3) Sultan Qaboos University Hospital (SQUH) – Tertiary referral and academic care
A leading academic hospital supporting specialist care, training, and multidisciplinary pathways that interface with orthopaedics and rehabilitation demand.
4) National Rehabilitation and Public Health Center (planned; South Al Batinah)
A Ministry of Health-backed initiative to expand rehab capacity (adult/paediatric), including prosthetics-related services as described in reporting.
Key challenges
- Rising NCD burden (diabetes + stroke) is increasing the long-term orthotic and rehab caseload
- Need for stronger diabetic foot prevention-to-protection pathways to reduce avoidable amputations, given MoH-linked amputation contribution attributed to diabetes
- Ongoing pressure on repairs/maintenance capacity as device utilisation grows (especially for users outside Muscat)
Growth opportunities (what comes next)
- Scale diabetic foot services: screening + rapid offloading + protective footwear/orthoses + referral protocols (high ROI in avoided ulcers/amputations)

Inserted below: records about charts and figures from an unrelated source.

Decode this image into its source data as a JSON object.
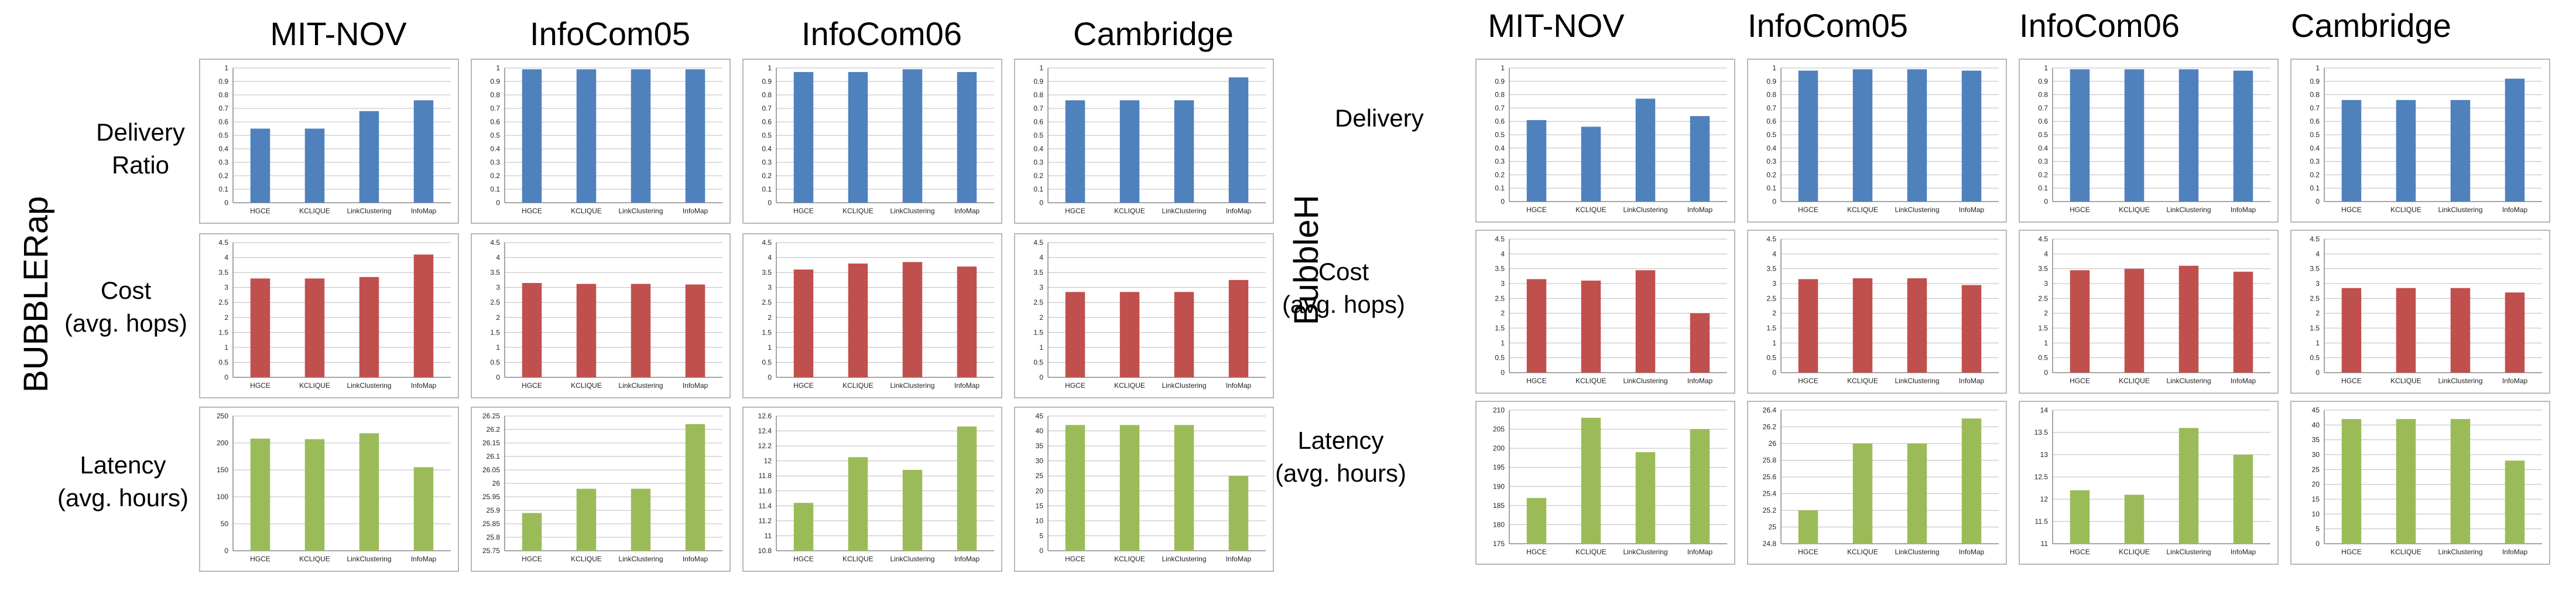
{
  "columns": [
    "MIT-NOV",
    "InfoCom05",
    "InfoCom06",
    "Cambridge"
  ],
  "colors": {
    "delivery": "#4f81bd",
    "cost": "#c0504d",
    "latency": "#9bbb59"
  },
  "groups": [
    {
      "label": "BUBBLERap",
      "row_labels": [
        [
          "Delivery",
          "Ratio"
        ],
        [
          "Cost",
          "(avg. hops)"
        ],
        [
          "Latency",
          "(avg. hours)"
        ]
      ]
    },
    {
      "label": "BubbleH",
      "row_labels": [
        [
          "Delivery"
        ],
        [
          "Cost",
          "(avg. hops)"
        ],
        [
          "Latency",
          "(avg. hours)"
        ]
      ]
    }
  ],
  "chart_data": [
    {
      "type": "bar",
      "group": "BUBBLERap",
      "metric": "delivery",
      "dataset": "MIT-NOV",
      "categories": [
        "HGCE",
        "KCLIQUE",
        "LinkClustering",
        "InfoMap"
      ],
      "values": [
        0.55,
        0.55,
        0.68,
        0.76
      ],
      "ylim": [
        0,
        1
      ],
      "ystep": 0.1,
      "tick_labels": [
        "0",
        "0.1",
        "0.2",
        "0.3",
        "0.4",
        "0.5",
        "0.6",
        "0.7",
        "0.8",
        "0.9",
        "1"
      ]
    },
    {
      "type": "bar",
      "group": "BUBBLERap",
      "metric": "delivery",
      "dataset": "InfoCom05",
      "categories": [
        "HGCE",
        "KCLIQUE",
        "LinkClustering",
        "InfoMap"
      ],
      "values": [
        0.99,
        0.99,
        0.99,
        0.99
      ],
      "ylim": [
        0,
        1
      ],
      "ystep": 0.1,
      "tick_labels": [
        "0",
        "0.1",
        "0.2",
        "0.3",
        "0.4",
        "0.5",
        "0.6",
        "0.7",
        "0.8",
        "0.9",
        "1"
      ]
    },
    {
      "type": "bar",
      "group": "BUBBLERap",
      "metric": "delivery",
      "dataset": "InfoCom06",
      "categories": [
        "HGCE",
        "KCLIQUE",
        "LinkClustering",
        "InfoMap"
      ],
      "values": [
        0.97,
        0.97,
        0.99,
        0.97
      ],
      "ylim": [
        0,
        1
      ],
      "ystep": 0.1,
      "tick_labels": [
        "0",
        "0.1",
        "0.2",
        "0.3",
        "0.4",
        "0.5",
        "0.6",
        "0.7",
        "0.8",
        "0.9",
        "1"
      ]
    },
    {
      "type": "bar",
      "group": "BUBBLERap",
      "metric": "delivery",
      "dataset": "Cambridge",
      "categories": [
        "HGCE",
        "KCLIQUE",
        "LinkClustering",
        "InfoMap"
      ],
      "values": [
        0.76,
        0.76,
        0.76,
        0.93
      ],
      "ylim": [
        0,
        1
      ],
      "ystep": 0.1,
      "tick_labels": [
        "0",
        "0.1",
        "0.2",
        "0.3",
        "0.4",
        "0.5",
        "0.6",
        "0.7",
        "0.8",
        "0.9",
        "1"
      ]
    },
    {
      "type": "bar",
      "group": "BUBBLERap",
      "metric": "cost",
      "dataset": "MIT-NOV",
      "categories": [
        "HGCE",
        "KCLIQUE",
        "LinkClustering",
        "InfoMap"
      ],
      "values": [
        3.3,
        3.3,
        3.35,
        4.1
      ],
      "ylim": [
        0,
        4.5
      ],
      "ystep": 0.5,
      "tick_labels": [
        "0",
        "0.5",
        "1",
        "1.5",
        "2",
        "2.5",
        "3",
        "3.5",
        "4",
        "4.5"
      ]
    },
    {
      "type": "bar",
      "group": "BUBBLERap",
      "metric": "cost",
      "dataset": "InfoCom05",
      "categories": [
        "HGCE",
        "KCLIQUE",
        "LinkClustering",
        "InfoMap"
      ],
      "values": [
        3.15,
        3.12,
        3.12,
        3.1
      ],
      "ylim": [
        0,
        4.5
      ],
      "ystep": 0.5,
      "tick_labels": [
        "0",
        "0.5",
        "1",
        "1.5",
        "2",
        "2.5",
        "3",
        "3.5",
        "4",
        "4.5"
      ]
    },
    {
      "type": "bar",
      "group": "BUBBLERap",
      "metric": "cost",
      "dataset": "InfoCom06",
      "categories": [
        "HGCE",
        "KCLIQUE",
        "LinkClustering",
        "InfoMap"
      ],
      "values": [
        3.6,
        3.8,
        3.85,
        3.7
      ],
      "ylim": [
        0,
        4.5
      ],
      "ystep": 0.5,
      "tick_labels": [
        "0",
        "0.5",
        "1",
        "1.5",
        "2",
        "2.5",
        "3",
        "3.5",
        "4",
        "4.5"
      ]
    },
    {
      "type": "bar",
      "group": "BUBBLERap",
      "metric": "cost",
      "dataset": "Cambridge",
      "categories": [
        "HGCE",
        "KCLIQUE",
        "LinkClustering",
        "InfoMap"
      ],
      "values": [
        2.85,
        2.85,
        2.85,
        3.25
      ],
      "ylim": [
        0,
        4.5
      ],
      "ystep": 0.5,
      "tick_labels": [
        "0",
        "0.5",
        "1",
        "1.5",
        "2",
        "2.5",
        "3",
        "3.5",
        "4",
        "4.5"
      ]
    },
    {
      "type": "bar",
      "group": "BUBBLERap",
      "metric": "latency",
      "dataset": "MIT-NOV",
      "categories": [
        "HGCE",
        "KCLIQUE",
        "LinkClustering",
        "InfoMap"
      ],
      "values": [
        208,
        207,
        218,
        155
      ],
      "ylim": [
        0,
        250
      ],
      "ystep": 50,
      "tick_labels": [
        "0",
        "50",
        "100",
        "150",
        "200",
        "250"
      ]
    },
    {
      "type": "bar",
      "group": "BUBBLERap",
      "metric": "latency",
      "dataset": "InfoCom05",
      "categories": [
        "HGCE",
        "KCLIQUE",
        "LinkClustering",
        "InfoMap"
      ],
      "values": [
        25.89,
        25.98,
        25.98,
        26.22
      ],
      "ylim": [
        25.75,
        26.25
      ],
      "ystep": 0.05,
      "tick_labels": [
        "25.75",
        "25.8",
        "25.85",
        "25.9",
        "25.95",
        "26",
        "26.05",
        "26.1",
        "26.15",
        "26.2",
        "26.25"
      ]
    },
    {
      "type": "bar",
      "group": "BUBBLERap",
      "metric": "latency",
      "dataset": "InfoCom06",
      "categories": [
        "HGCE",
        "KCLIQUE",
        "LinkClustering",
        "InfoMap"
      ],
      "values": [
        11.44,
        12.05,
        11.88,
        12.46
      ],
      "ylim": [
        10.8,
        12.6
      ],
      "ystep": 0.2,
      "tick_labels": [
        "10.8",
        "11",
        "11.2",
        "11.4",
        "11.6",
        "11.8",
        "12",
        "12.2",
        "12.4",
        "12.6"
      ]
    },
    {
      "type": "bar",
      "group": "BUBBLERap",
      "metric": "latency",
      "dataset": "Cambridge",
      "categories": [
        "HGCE",
        "KCLIQUE",
        "LinkClustering",
        "InfoMap"
      ],
      "values": [
        42,
        42,
        42,
        25
      ],
      "ylim": [
        0,
        45
      ],
      "ystep": 5,
      "tick_labels": [
        "0",
        "5",
        "10",
        "15",
        "20",
        "25",
        "30",
        "35",
        "40",
        "45"
      ]
    },
    {
      "type": "bar",
      "group": "BubbleH",
      "metric": "delivery",
      "dataset": "MIT-NOV",
      "categories": [
        "HGCE",
        "KCLIQUE",
        "LinkClustering",
        "InfoMap"
      ],
      "values": [
        0.61,
        0.56,
        0.77,
        0.64
      ],
      "ylim": [
        0,
        1
      ],
      "ystep": 0.1,
      "tick_labels": [
        "0",
        "0.1",
        "0.2",
        "0.3",
        "0.4",
        "0.5",
        "0.6",
        "0.7",
        "0.8",
        "0.9",
        "1"
      ]
    },
    {
      "type": "bar",
      "group": "BubbleH",
      "metric": "delivery",
      "dataset": "InfoCom05",
      "categories": [
        "HGCE",
        "KCLIQUE",
        "LinkClustering",
        "InfoMap"
      ],
      "values": [
        0.98,
        0.99,
        0.99,
        0.98
      ],
      "ylim": [
        0,
        1
      ],
      "ystep": 0.1,
      "tick_labels": [
        "0",
        "0.1",
        "0.2",
        "0.3",
        "0.4",
        "0.5",
        "0.6",
        "0.7",
        "0.8",
        "0.9",
        "1"
      ]
    },
    {
      "type": "bar",
      "group": "BubbleH",
      "metric": "delivery",
      "dataset": "InfoCom06",
      "categories": [
        "HGCE",
        "KCLIQUE",
        "LinkClustering",
        "InfoMap"
      ],
      "values": [
        0.99,
        0.99,
        0.99,
        0.98
      ],
      "ylim": [
        0,
        1
      ],
      "ystep": 0.1,
      "tick_labels": [
        "0",
        "0.1",
        "0.2",
        "0.3",
        "0.4",
        "0.5",
        "0.6",
        "0.7",
        "0.8",
        "0.9",
        "1"
      ]
    },
    {
      "type": "bar",
      "group": "BubbleH",
      "metric": "delivery",
      "dataset": "Cambridge",
      "categories": [
        "HGCE",
        "KCLIQUE",
        "LinkClustering",
        "InfoMap"
      ],
      "values": [
        0.76,
        0.76,
        0.76,
        0.92
      ],
      "ylim": [
        0,
        1
      ],
      "ystep": 0.1,
      "tick_labels": [
        "0",
        "0.1",
        "0.2",
        "0.3",
        "0.4",
        "0.5",
        "0.6",
        "0.7",
        "0.8",
        "0.9",
        "1"
      ]
    },
    {
      "type": "bar",
      "group": "BubbleH",
      "metric": "cost",
      "dataset": "MIT-NOV",
      "categories": [
        "HGCE",
        "KCLIQUE",
        "LinkClustering",
        "InfoMap"
      ],
      "values": [
        3.15,
        3.1,
        3.45,
        2.0
      ],
      "ylim": [
        0,
        4.5
      ],
      "ystep": 0.5,
      "tick_labels": [
        "0",
        "0.5",
        "1",
        "1.5",
        "2",
        "2.5",
        "3",
        "3.5",
        "4",
        "4.5"
      ]
    },
    {
      "type": "bar",
      "group": "BubbleH",
      "metric": "cost",
      "dataset": "InfoCom05",
      "categories": [
        "HGCE",
        "KCLIQUE",
        "LinkClustering",
        "InfoMap"
      ],
      "values": [
        3.15,
        3.18,
        3.18,
        2.95
      ],
      "ylim": [
        0,
        4.5
      ],
      "ystep": 0.5,
      "tick_labels": [
        "0",
        "0.5",
        "1",
        "1.5",
        "2",
        "2.5",
        "3",
        "3.5",
        "4",
        "4.5"
      ]
    },
    {
      "type": "bar",
      "group": "BubbleH",
      "metric": "cost",
      "dataset": "InfoCom06",
      "categories": [
        "HGCE",
        "KCLIQUE",
        "LinkClustering",
        "InfoMap"
      ],
      "values": [
        3.45,
        3.5,
        3.6,
        3.4
      ],
      "ylim": [
        0,
        4.5
      ],
      "ystep": 0.5,
      "tick_labels": [
        "0",
        "0.5",
        "1",
        "1.5",
        "2",
        "2.5",
        "3",
        "3.5",
        "4",
        "4.5"
      ]
    },
    {
      "type": "bar",
      "group": "BubbleH",
      "metric": "cost",
      "dataset": "Cambridge",
      "categories": [
        "HGCE",
        "KCLIQUE",
        "LinkClustering",
        "InfoMap"
      ],
      "values": [
        2.85,
        2.85,
        2.85,
        2.7
      ],
      "ylim": [
        0,
        4.5
      ],
      "ystep": 0.5,
      "tick_labels": [
        "0",
        "0.5",
        "1",
        "1.5",
        "2",
        "2.5",
        "3",
        "3.5",
        "4",
        "4.5"
      ]
    },
    {
      "type": "bar",
      "group": "BubbleH",
      "metric": "latency",
      "dataset": "MIT-NOV",
      "categories": [
        "HGCE",
        "KCLIQUE",
        "LinkClustering",
        "InfoMap"
      ],
      "values": [
        187,
        208,
        199,
        205
      ],
      "ylim": [
        175,
        210
      ],
      "ystep": 5,
      "tick_labels": [
        "175",
        "180",
        "185",
        "190",
        "195",
        "200",
        "205",
        "210"
      ]
    },
    {
      "type": "bar",
      "group": "BubbleH",
      "metric": "latency",
      "dataset": "InfoCom05",
      "categories": [
        "HGCE",
        "KCLIQUE",
        "LinkClustering",
        "InfoMap"
      ],
      "values": [
        25.2,
        26.0,
        26.0,
        26.3
      ],
      "ylim": [
        24.8,
        26.4
      ],
      "ystep": 0.2,
      "tick_labels": [
        "24.8",
        "25",
        "25.2",
        "25.4",
        "25.6",
        "25.8",
        "26",
        "26.2",
        "26.4"
      ]
    },
    {
      "type": "bar",
      "group": "BubbleH",
      "metric": "latency",
      "dataset": "InfoCom06",
      "categories": [
        "HGCE",
        "KCLIQUE",
        "LinkClustering",
        "InfoMap"
      ],
      "values": [
        12.2,
        12.1,
        13.6,
        13.0
      ],
      "ylim": [
        11,
        14
      ],
      "ystep": 0.5,
      "tick_labels": [
        "11",
        "11.5",
        "12",
        "12.5",
        "13",
        "13.5",
        "14"
      ]
    },
    {
      "type": "bar",
      "group": "BubbleH",
      "metric": "latency",
      "dataset": "Cambridge",
      "categories": [
        "HGCE",
        "KCLIQUE",
        "LinkClustering",
        "InfoMap"
      ],
      "values": [
        42,
        42,
        42,
        28
      ],
      "ylim": [
        0,
        45
      ],
      "ystep": 5,
      "tick_labels": [
        "0",
        "5",
        "10",
        "15",
        "20",
        "25",
        "30",
        "35",
        "40",
        "45"
      ]
    }
  ]
}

- Post-stroke orthotic access: earlier AFO provision and follow-up integrated with rehab teams to improve mobility outcomes
- Hub-and-spoke service design: central fabrication with regional clinics for fitting and repairs—reducing travel and improving continuity
- Workforce and infrastructure growth aligned to the planned national rehabilitation centre (training, standards, outcomes tracking)
IMEA CPO outlook
Oman is a high-potential market where the healthcare system can support standardised, outcomes-driven rehabilitation—but demand will continue to rise with diabetes at ~17% adult prevalence and ongoing stroke-related disability. The biggest near-term wins are strengthening diabetic foot prevention, expanding repair/maintenance pathways, and scaling multidisciplinary rehabilitation capacity through national investments now underway.